نهائي pt.٢

7.6K 836 852
                                    



Perde arasında bulduğu boşluktan sızan güneş ışığı, tenimi gıdıklıyordu. Tembel hareketlerle battaniyenin altından çıkıp gerindim. Gözüm saate takıldığında saatin 12:37 olduğunu gördüm. Geç kaldığımı farketmemle hızla yataktan kalktım. Fakat ayağım örtüye takıldı ve suratım parkeyle buluşunca acıyla inledim. Sızlayan vücudumu düşünmemeye çalışarak ayağa kalktım.

Güne bir düşüşle başlamasaydım şaşırırdım zaten.

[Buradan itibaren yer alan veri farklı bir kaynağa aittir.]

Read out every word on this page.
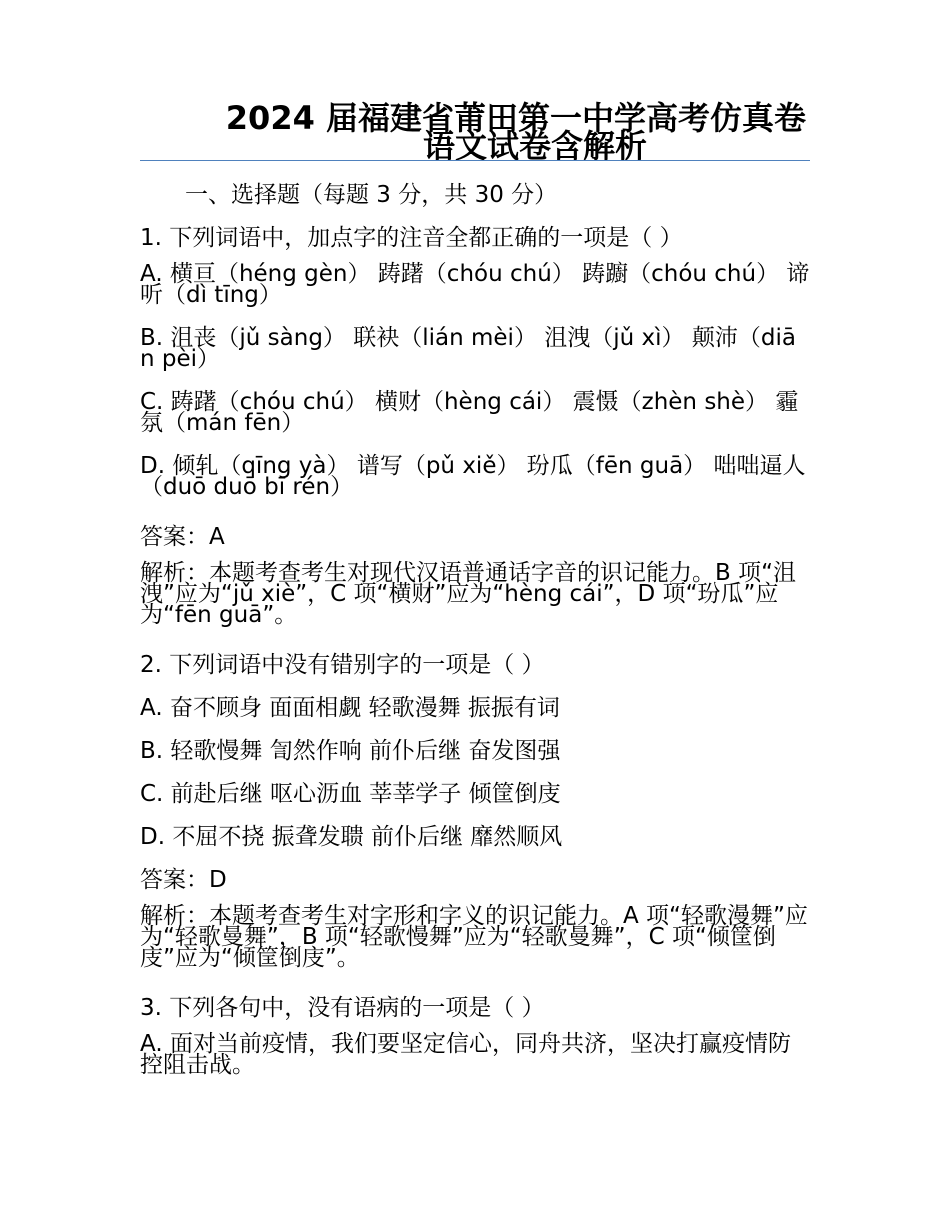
2024 届福建省莆田第一中学高考仿真卷
语文试卷含解析
一、选择题（每题 3 分，共 30 分）
1. 下列词语中，加点字的注音全都正确的一项是（ ）
A. 横亘（héng gèn） 踌躇（chóu chú） 踌躕（chóu chú） 谛听（dì tīng）
B. 沮丧（jǔ sàng） 联袂（lián mèi） 沮洩（jǔ xì） 颠沛（diān pèi）
C. 踌躇（chóu chú） 横财（hèng cái） 震慑（zhèn shè） 霾氛（mán fēn）
D. 倾轧（qīng yà） 谱写（pǔ xiě） 玢瓜（fēn guā） 咄咄逼人（duō duō bī rén）
答案：A
解析：本题考查考生对现代汉语普通话字音的识记能力。B 项“沮洩”应为“jǔ xiè”，C 项“横财”应为“hèng cái”，D 项“玢瓜”应为“fēn guā”。
2. 下列词语中没有错别字的一项是（ ）
A. 奋不顾身 面面相觑 轻歌漫舞 振振有词
B. 轻歌慢舞 訇然作响 前仆后继 奋发图强
C. 前赴后继 呕心沥血 莘莘学子 倾筐倒庋
D. 不屈不挠 振聋发聩 前仆后继 靡然顺风
答案：D
解析：本题考查考生对字形和字义的识记能力。A 项“轻歌漫舞”应为“轻歌曼舞”，B 项“轻歌慢舞”应为“轻歌曼舞”，C 项“倾筐倒庋”应为“倾筐倒庋”。
3. 下列各句中，没有语病的一项是（ ）
A. 面对当前疫情，我们要坚定信心，同舟共济，坚决打赢疫情防控阻击战。
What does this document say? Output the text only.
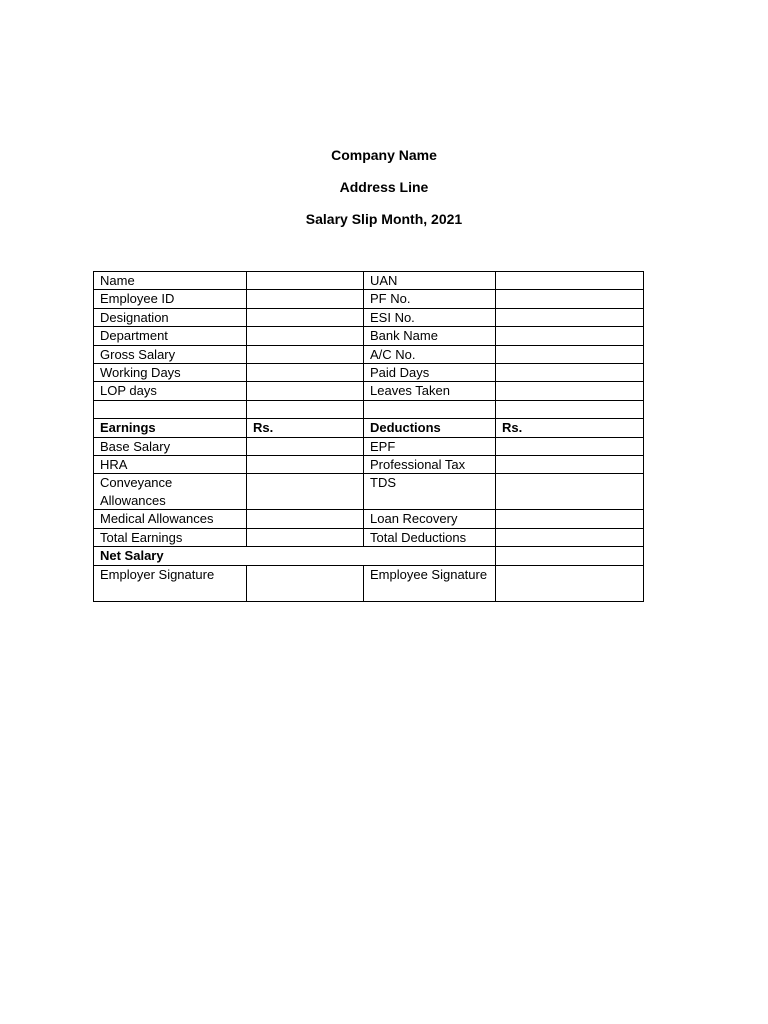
Company Name
Address Line
Salary Slip Month, 2021
Name		UAN	
Employee ID		PF No.	
Designation		ESI No.	
Department		Bank Name	
Gross Salary		A/C No.	
Working Days		Paid Days	
LOP days		Leaves Taken	

Earnings	Rs.	Deductions	Rs.
Base Salary		EPF	
HRA		Professional Tax	
Conveyance Allowances		TDS	
Medical Allowances		Loan Recovery	
Total Earnings		Total Deductions	
Net Salary			
Employer Signature		Employee Signature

Bugün ilk imza günümü gerçekleştirmenin verdiği heyecanla hazırlanmaya başladım. Dolabımı açıp ne giyeceğime karar vermiş ve üzerime spor bir kıyafet geçirmiştim. Dolabın kapağını kapatacakken kıyafetlerimin arasından sarkan şey dikkatimi çekmişti.

Elimi ona uzatınca burnuma dolan kokusu ile canlanan hatıraların sahibi kot cekette gözlerimi gezdirdim.

Yavaşça üzerime geçirdiğim cekete olabildiğince zarar vermemeye çalışıyordum. Tenime her bir değişinde hissettiğim yoğun duygular gün yüzüne çıkıyordu.

O gün zihnimde canlanırken tepeden tırnağı beni kaplayan heyecana engel olamadım. Taehyung'un kot ceketi üzerinden çıkarışı ve benim üzerime narince bırakışı her şeyi o kadar net hatırlıyordum ki.

06.11.2011 tarihinde sırıl sıklam olduğumuz o günden kalan hatırayı üzerimde taşıyordum.

O gün benim doğum günümdü ve hayatımda aldığım en güzel hediyeyi Taehyung vermişti. Bu kot ceketi ve benim en değerli anılarımı.

Dolabın kapağını kapatıp boy aynasında kendime baktım. Üzerimde bol duran ceket bana salaş bir görüntü katmıştı. Onun bir parçasını üzerimde taşımak kendimi daha özgüvenli hissetmemi sağlamıştı. Sanki o yanımdaymış gibiydi ve bu hissi sevmiştim. Bu yüzden üzerimden çıkarmadım.

Aynanın karşısında geçirdiğim zamanı fark edince sinirle alnıma vurdum. Ve hızla kol çantamı alıp evden çıktım. Labirente dönen çantanın içinden arabamın anahtarını çıkarttığımda hızla arabaya binmiştim.

Öğleden sonra gerçekleşecek imza gününe geç kalmıştım. Bu da demek oluyor ki kafeye uğrayamayacaktım. İçimde hissettiğim huzursuzlukla bir süre koltukta bekledim.

Anahtarı deliğe sokup çevirdiğimde motorun hırıltılı sesini duydum. Ve ellerim direksiyonu kavradı.

Bizi okuyan insanlarla tanışacaktım. İster istemez gerildiğimi hissediyordum. Güneşli gökyüzüne karşın esen rüzgarda titreyen yaprakları izledim.

Rüzgar eserken kaldırımda yürüyen insanların paltosu uçuşuyordu. İster istemez rüzgarın bundan zevk aldığını düşündüm. Ve yaramaz bir çocuğun kıkırdamasına benzeyen sesini işitir gibi oldum.

İmza günüm olduğu kitap evine geldiğimde arabayı uygun bir yer bulmaya çalıştım fakat çok şanslı bir insan olduğum için (!) her yer doluydu. İki sokak ötede anca boş bir yer bulabilmiştim.

Uğursuzluk bir sis gibi üzerime sinmişti. Günümün daha da kötü geçmemesini umarak adımlarımı sıklaştırdım. Kitap evine gireceğim sırada bana ayrılmış park alanını görmemle birlikte şartellerim atmıştı.

Ellerimle saçımı çekiştirip çığlık atmak ve debelenmek istemiştim. Ama ben bir yetişkindim. Yeterince olgundum ve toplum içinde şımarık bir ergen gibi davranamazdım.

Eve gidip yalnızken yastıkları tekmelemeyi aklıma not ettim.

Üzerime çeki düzen verdim. "Bunu yapabilirsin." Dedim kendi kendime. "Altı üstü birkaç kişi," diye fısıldadım. "En fazla ne kadar olabilir ki?"